The news today has biases. This is especially true in large news companies such as Fox News, CNN, ABC, The New York Times, and The Washington Post. As Americans, we need to be aware of and work to remove these biases.
I want to take a look at a few things, first, what caused these biases, second, what impact are biases having on the world, and third, what can we do about it.
So, first things first, I think that the way that the biases came into existence is pretty simple. It wasn’t something that I believe was intended when the news sources were created, but it was a creeping progression towards bias. I think that what happened is that someone in charge with prejudices conducted interviews, and when they met someone who thought in a similar way to them, they were more inclined to hire them. As more and more people who thought in that way were hired for the company, there were fewer and fewer people who would point out the growing biases.
This is a slippery slope; the further down you get, the harder it is to make it out. Now that companies are known for their biases, they are less likely to attract people who think differently, which allows for further drift away from neutrality.
It is important to note that this is just a theory, but I believe that it is a good one. If you look back, even just a few years, you can see that the news was much more unified in the things that were reported. Coverage was more even, and news sources would not praise or criticize things. Instead, they would simply report on them.
Another aspect that allows for more bias in the news is the for-profit model of the American news system. News sources are looking for a way to make a profit, that is the ultimate goal of those sources, and so they cater to certain audiences. Often, the audience that they cater to is biased in one way or another.
According to gallup.com, in 1984, 42 percent of Americans believed that “Most news media don’t do a good job of letting people know what is fact and what is opinion,” while in 2017, that number had skyrocketed to 66 percent, an increase of 24 percent.
Another interesting point is that Republicans are much more likely to believe that news sources are biased, with 67 percent perceiving a large amount of political bias in coverage, whereas only 26 percent of Democrats believed the same.
Something that may be even more shocking is the seemingly exponential increase in the perception of news biases in the last few years. In 1989, 25 percent of Americans believed there were significant biases, in 2012, 37 percent of Americans believed that there were significant biases. Today, 45 percent of Americans believe that the news is significantly biased.
From 1989 to 2012, every year, approximately 0.5 percent of Americans changed their mind and decided that there were biases in the news. From 2012 to 2017, there was an average increase of 1.6 percent.
Here at NS, only 10 percent of students who responded to our survey believed that “Most news media are careful to separate fact from opinion,” while the other 90 percent believed that “Most news media don’t do a good job of letting people know what is fact and what is opinion.” Additionally, only 15 percent of students trust mainstream media.
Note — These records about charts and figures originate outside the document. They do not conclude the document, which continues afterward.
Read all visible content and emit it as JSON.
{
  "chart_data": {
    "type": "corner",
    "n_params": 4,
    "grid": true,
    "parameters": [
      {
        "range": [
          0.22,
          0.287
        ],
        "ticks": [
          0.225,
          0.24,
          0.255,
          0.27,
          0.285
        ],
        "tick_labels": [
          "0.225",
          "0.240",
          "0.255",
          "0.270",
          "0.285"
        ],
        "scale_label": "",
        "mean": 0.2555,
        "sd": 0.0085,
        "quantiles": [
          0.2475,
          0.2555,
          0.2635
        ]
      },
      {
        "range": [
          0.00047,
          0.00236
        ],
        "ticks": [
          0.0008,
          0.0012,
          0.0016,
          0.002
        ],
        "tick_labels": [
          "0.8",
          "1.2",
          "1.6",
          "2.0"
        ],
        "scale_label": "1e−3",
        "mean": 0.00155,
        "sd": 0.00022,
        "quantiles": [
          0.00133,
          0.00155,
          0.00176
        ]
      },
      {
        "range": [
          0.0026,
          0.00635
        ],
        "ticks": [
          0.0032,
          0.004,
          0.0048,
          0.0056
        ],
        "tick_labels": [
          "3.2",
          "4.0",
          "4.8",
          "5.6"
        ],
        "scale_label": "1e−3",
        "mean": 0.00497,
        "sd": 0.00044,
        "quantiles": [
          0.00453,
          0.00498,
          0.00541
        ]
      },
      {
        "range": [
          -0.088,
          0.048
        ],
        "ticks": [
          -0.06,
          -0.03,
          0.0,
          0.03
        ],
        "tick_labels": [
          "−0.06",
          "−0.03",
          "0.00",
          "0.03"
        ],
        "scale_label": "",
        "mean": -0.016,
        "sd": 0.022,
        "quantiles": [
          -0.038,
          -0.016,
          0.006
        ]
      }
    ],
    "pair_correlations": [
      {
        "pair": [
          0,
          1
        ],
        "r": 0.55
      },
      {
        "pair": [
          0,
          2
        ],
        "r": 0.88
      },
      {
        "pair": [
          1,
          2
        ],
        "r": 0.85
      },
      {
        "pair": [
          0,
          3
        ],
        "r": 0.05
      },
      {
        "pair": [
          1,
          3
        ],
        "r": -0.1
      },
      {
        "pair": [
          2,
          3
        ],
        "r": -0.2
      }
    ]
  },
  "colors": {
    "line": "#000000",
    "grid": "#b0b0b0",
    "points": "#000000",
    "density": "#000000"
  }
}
The second issue that needs to be addressed is what impact this is having on the world. One example of this is the overall threat of COVID-19. At the current time, this is a controversial topic, but I believe that if it were not for the biases in the news, it would be viewed in a much more unified light.
However, to fully understand this, we need to look at how the news’s biases caused the controversy we are now seeing. When the threat initially emerged, there wasn’t a lot known about it. At first, many news sources thought that the virus was much more deadly than it was, which was only discovered later. When we found out that the virus was less deadly, people who already distrusted media sources because of their skewed reporting were now skeptical of the virus itself.
Put simply, when there is already a lack of trust, any error breaks that trust even further and causes skepticism. This is only worsened when organizations like Fox News actively sow distrust in their viewers about other news sources.
However, this is not the only consequence of bias in the news. In addition to making scientific facts seem like opinions, it polarizes audiences. The American people are growing farther and farther apart, with those who look to cross the aisle or to compromise with opposing parties being slammed by the news as traitors.
In the end, however, the only significant question is what we are going to do to fix these biases. I believe that the answer is simple. We need to make ourselves aware of our own biases, especially those involved in writing in this paper, and who are interested in becoming involved with the news in the future. We need to identify how we might personally want to sweep some things under the carpet or justify something, and instead simply tell readers and viewers what happened.
That is our job, as journalists, and as honest Americans: to tell the truth and to tell the whole truth, not leaving out details or any parts of the story. It is crucial to our nation’s future to create a network in which we can believe in giving unbiased, fair, and accurate information.
This is my plea, to you, the reader. Identify the biases in news sources you listen to. Report honestly. Do your research and find news sources that are unbiased. Make your own opinions. Most importantly, remember that if we do not find some way to stop biases in the news, they will continue to drift until we have no reliable sources anymore.